Blogger Widgets

Sabtu, 04 Januari 2014

Meniti Jalan Kehidupan (Bagian Kedua)

Oleh : Nisma Abdurrahman
Sekolah : SMA AL Hikmah Surabaya
(Juara 1 Lomba Esai di SMA 2 Surabaya, diseleksi oleh perwakilan FAM Surabaya sebagai juri)



Perhatikan ketika Allah yang menjamin untuk menjaga agama Islam, Nampak bahwa segala upaya yang ditempuh oleh para musuh, Allah mentahkan. Lebih jauh dari itu, jumlah pemeluknya justru semakin bertambah dari masa ke masa.
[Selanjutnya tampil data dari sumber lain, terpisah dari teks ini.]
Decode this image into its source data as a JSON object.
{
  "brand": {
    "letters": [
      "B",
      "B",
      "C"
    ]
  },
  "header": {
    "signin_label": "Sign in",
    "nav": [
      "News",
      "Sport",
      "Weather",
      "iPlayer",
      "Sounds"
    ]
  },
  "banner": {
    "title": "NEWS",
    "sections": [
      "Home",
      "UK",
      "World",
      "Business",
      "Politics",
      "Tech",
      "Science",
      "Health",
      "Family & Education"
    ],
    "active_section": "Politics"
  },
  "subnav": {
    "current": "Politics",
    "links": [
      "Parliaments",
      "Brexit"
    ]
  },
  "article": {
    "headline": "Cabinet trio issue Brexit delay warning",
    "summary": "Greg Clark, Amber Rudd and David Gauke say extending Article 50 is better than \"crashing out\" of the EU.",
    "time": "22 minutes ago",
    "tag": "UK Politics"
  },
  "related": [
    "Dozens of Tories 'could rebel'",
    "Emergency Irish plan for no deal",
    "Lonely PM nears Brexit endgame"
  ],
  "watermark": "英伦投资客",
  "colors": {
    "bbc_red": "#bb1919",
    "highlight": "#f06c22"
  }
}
Ini adalah fakta yang membuktikan bahwa manusia cerdas masa depan pasti akan kembali kepada islam. Mereka tidak akan pernah menerima agama yang tidak otentik dan tidak sesuai dengan fitrahnya. Mereka pasti akan segera mengkritisi berbagai penyimpangan yang terdapat dalam ajaran-ajaran agama tersebut. Islam adalah agama yang sangat menghargai kemanusiaan. Oleh karena itu dalam Islam, setiap perilaku yang tidak manusiawi harus diperangi.  Dalam Islam tidak ada pembedaan antara sesama muslim hanya karena perbedaan kulit atau ras. Pun tidak ada perbedaan antara laki-laki atau perempuan, semua muslim adalah sama sederajat seperti barisan gigi sisir. Duduk sama rendah, berdiri sama tinggi. Hanya, kualitas ketaqwaan yang membedakan diantara mereka. Artinya siapa yang paling tinggi derajat ketaqwaannya, dialah yang paling tinggi derajatnya disisi Allah.

Dalam beribadah pun, Islam melarang cara-cara beribadah yang tidak manusiawi. Rasullullah SAW pernah suatu saat menegur tiga orang sahabatnya yang masing-masing ingin melakukan ibadah dengan cara yang tidak manusiawi. Yang pertama ingin menegakkan shalat malam dan tidak tidur, orang kedua ingin berpuasa dan tidak berbuka dan yang ketiga tidak ingin menikah. Lalu Rasullullah Saw dalam tegurannya tersebut menyampaikan:

“Akan tetapi aku berpuasa dan berbuka, aku juga tidur dan menikah. Maka barangsiapa menolak sunnahku bukan termasuk golonganku.”
(HR. Ahmad)

Ini menunjukan bahwa Rasullullah SAW memberikan contoh yang manusiawi dalam beribadah. Dengan kata lain seperti yang dikatakan Imam An nawawi al iqtishaad fil ibadah artinya tidak terlalu menyepelekan dan tidak terlalu menyiksa diri diluar batas kemanusiaannya.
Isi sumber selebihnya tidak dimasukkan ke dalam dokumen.